Pederson has played mostly center field in his career, but his defensive metrics there are underwhelming and it would be a stretch for him to play the position in Kauffman Stadium. His metrics in corner outfield positions are pretty good and he could be a solid, perhaps even a plus defender in left or right field. He is not a threat to run, and while he’s not a plodder on the bases, he’s doesn’t fare well in Baserunning Runs.

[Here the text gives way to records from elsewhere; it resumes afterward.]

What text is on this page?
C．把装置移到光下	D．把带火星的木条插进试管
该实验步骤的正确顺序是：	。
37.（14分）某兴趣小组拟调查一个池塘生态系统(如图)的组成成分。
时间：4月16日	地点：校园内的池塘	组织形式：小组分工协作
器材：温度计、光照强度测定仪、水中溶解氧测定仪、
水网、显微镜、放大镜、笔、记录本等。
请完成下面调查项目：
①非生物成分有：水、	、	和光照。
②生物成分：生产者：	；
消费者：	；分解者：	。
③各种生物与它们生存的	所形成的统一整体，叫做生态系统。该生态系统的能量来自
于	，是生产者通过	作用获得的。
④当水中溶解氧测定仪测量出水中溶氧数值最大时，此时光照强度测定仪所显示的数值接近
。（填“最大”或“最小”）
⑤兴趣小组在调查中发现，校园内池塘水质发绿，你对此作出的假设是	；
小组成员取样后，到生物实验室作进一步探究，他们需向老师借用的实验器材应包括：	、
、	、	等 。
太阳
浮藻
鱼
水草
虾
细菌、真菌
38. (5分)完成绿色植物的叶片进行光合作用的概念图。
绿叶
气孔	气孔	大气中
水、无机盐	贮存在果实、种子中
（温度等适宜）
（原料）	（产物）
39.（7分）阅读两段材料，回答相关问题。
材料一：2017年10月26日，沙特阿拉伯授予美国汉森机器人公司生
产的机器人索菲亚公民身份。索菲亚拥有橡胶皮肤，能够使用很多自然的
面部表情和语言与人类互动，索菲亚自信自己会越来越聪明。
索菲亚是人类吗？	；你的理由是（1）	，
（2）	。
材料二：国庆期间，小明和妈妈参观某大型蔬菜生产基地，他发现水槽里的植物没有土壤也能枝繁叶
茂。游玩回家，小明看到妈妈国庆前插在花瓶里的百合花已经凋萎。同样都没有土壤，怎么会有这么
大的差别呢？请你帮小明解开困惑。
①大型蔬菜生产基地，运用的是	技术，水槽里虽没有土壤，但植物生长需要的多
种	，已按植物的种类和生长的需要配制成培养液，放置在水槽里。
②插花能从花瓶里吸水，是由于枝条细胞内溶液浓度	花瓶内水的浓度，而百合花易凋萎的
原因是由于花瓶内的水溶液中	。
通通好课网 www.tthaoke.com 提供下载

Tim Dierkes at MLB Trade Rumors projects Pederson to sign for a two-year, $18 million deal with Craig Edwards at Fangraphs close to that mark with a two-year, $20 million deal. He had been connected with the Nationals and White Sox earlier this off-season, but both clubs have since signed lefty outfield bats (Kyle Schwarber and Adam Eaton, respectively). The Giants, Cardinals, Astros, and Tigers could be possible suitors. Contending teams may seem him as more of a platoon option, so the Royals could have a shot at him if they promise him more regular playing time (and pay him accordingly).
Pederson will turn 29 next April, making him one of the younger free agents available, and a better fit for what the Royals are trying to do than other candidates. His poor 2020 season and his impotence against lefties will give many teams pause, but he could provide some much needed power to this Royals lineup.